Home » , » Masalah-Masalah dalam Penelitian Kualitatif

Masalah-Masalah dalam Penelitian Kualitatif

Adanya batasan masalah dalam sebuah penelitian dapat memperjelas hasil penelitian yang dilakukan dalam penelitian kualitatis batasan - batasan masalahnya adalah sebagai berikut:

Kelayakan etis desain penelitian, karena informasi yang diperoleh kemungkinan berpotensi merugikan subjek tanpa sepengatuan dan seijin mereka. Pemakaian data oleh pihak ketiga juga dapat menimbulkan akibat-akibat serius bagi subjek dan peneliti.
Contoh kasus:
Penelitian Land Humphrey (1970) tentang perilaku homoseksual, ditanggapi oleh Kepolisian St. Louis dengan meminta daftar orang-orang yang berperilaku menyimpang untuk diajukan ke pengadilan.,br> Penelitian-penelitian rahasia tentang perilaku menyimpang kemungkinan besar menyebabkan sanksi hukum atau cemoohan masyarakat terhadap peneliti atau pun subjek penelitian.

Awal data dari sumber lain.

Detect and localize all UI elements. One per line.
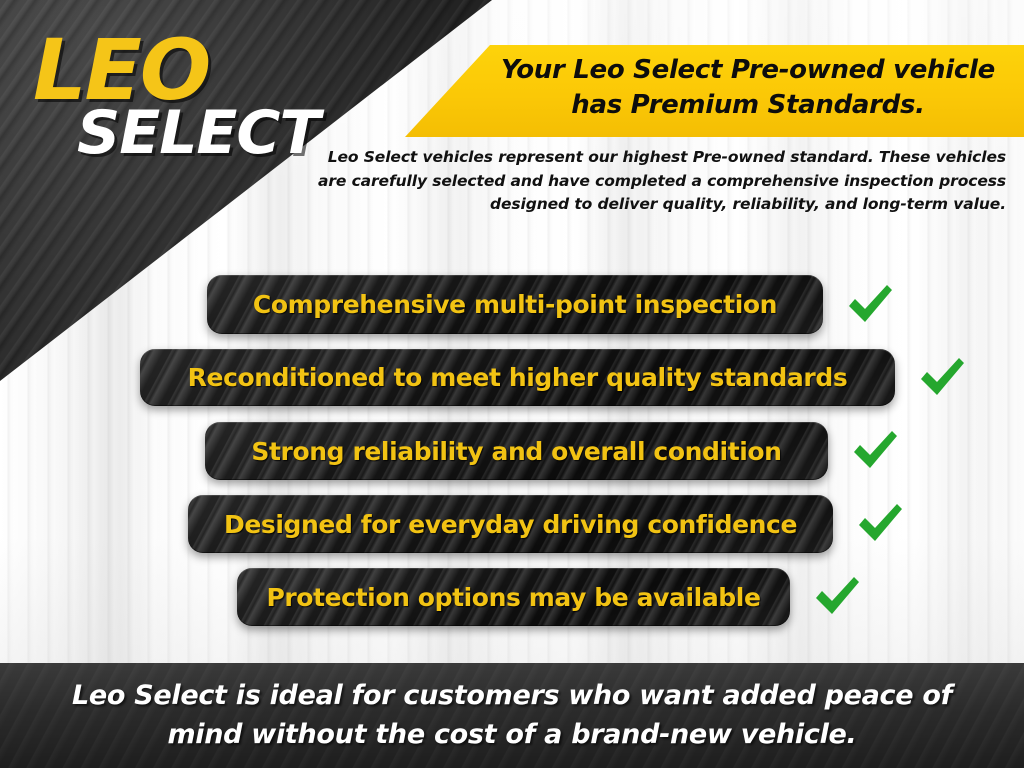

Masalah etis lain muncul dari kemungkinan perubahan-perubahan yang disebabkan dari intensitas interaksi peneliti dengan komunitas atau subjek yang diteliti. Kebanyakan peneliti berusaha bersikap netral atau menjadi anggota kelompok, tetapi dapat terjadi peneliti justru menempati posisi yang dapat mempengaruhi masa depan kelompok.
Contoh kasus:
Alfred tahun 1976 melakukan penelitian tersembunyi mengenai Gereja Setan, menghadapi masalah keterlibatan yang semula tidak dibayangkannya. Kepura-puraannya menjadi anggota satanisme diterima oleh kelompok sebagai yang sebenarnya, dan dia cepat mendapat kemajuan status dan kepercayaan dalam kelompok hingga akhirnya dia diangkat sebagai pimpinan gereja. Meskipun ia berusaha keras tidak mengubah kelompok, ia mengakui bahwa kehadirannya telah menimbulkan perubahan pada kelompok tersebut.

Pengamat harus menyadari tanggungjawabnya terhadap perubahan-perubahan yang disebabkan oleh desain penelitian atau perubahan yang terjadi secara kebetulan. Peneliti juga harus menyadari bahwa kehadirannya dalam kelompok yang diteliti telah menciptakan realitas yang berbeda dari keadaan tanpa kehadirannya.

Masalah etis yang paling berat adalah terkait dengan pelanggaran hak-hak individu. Tidak ada pemecahan sederhana untuk masalah ini. Idealnya, tingkat ketergantungan anggota kelompok pada peneliti diperkecil, dan kerahasiaan terkait dengan hal-hal yang peka bagi individu atau kelompok harus dilindungi. Upaya yang biasa dilakukan adalah dengan menyembunyikan acuan tempat dan orang pada Laporan Penelitian, sehingga anonimitas subjek dapat dipertahankan.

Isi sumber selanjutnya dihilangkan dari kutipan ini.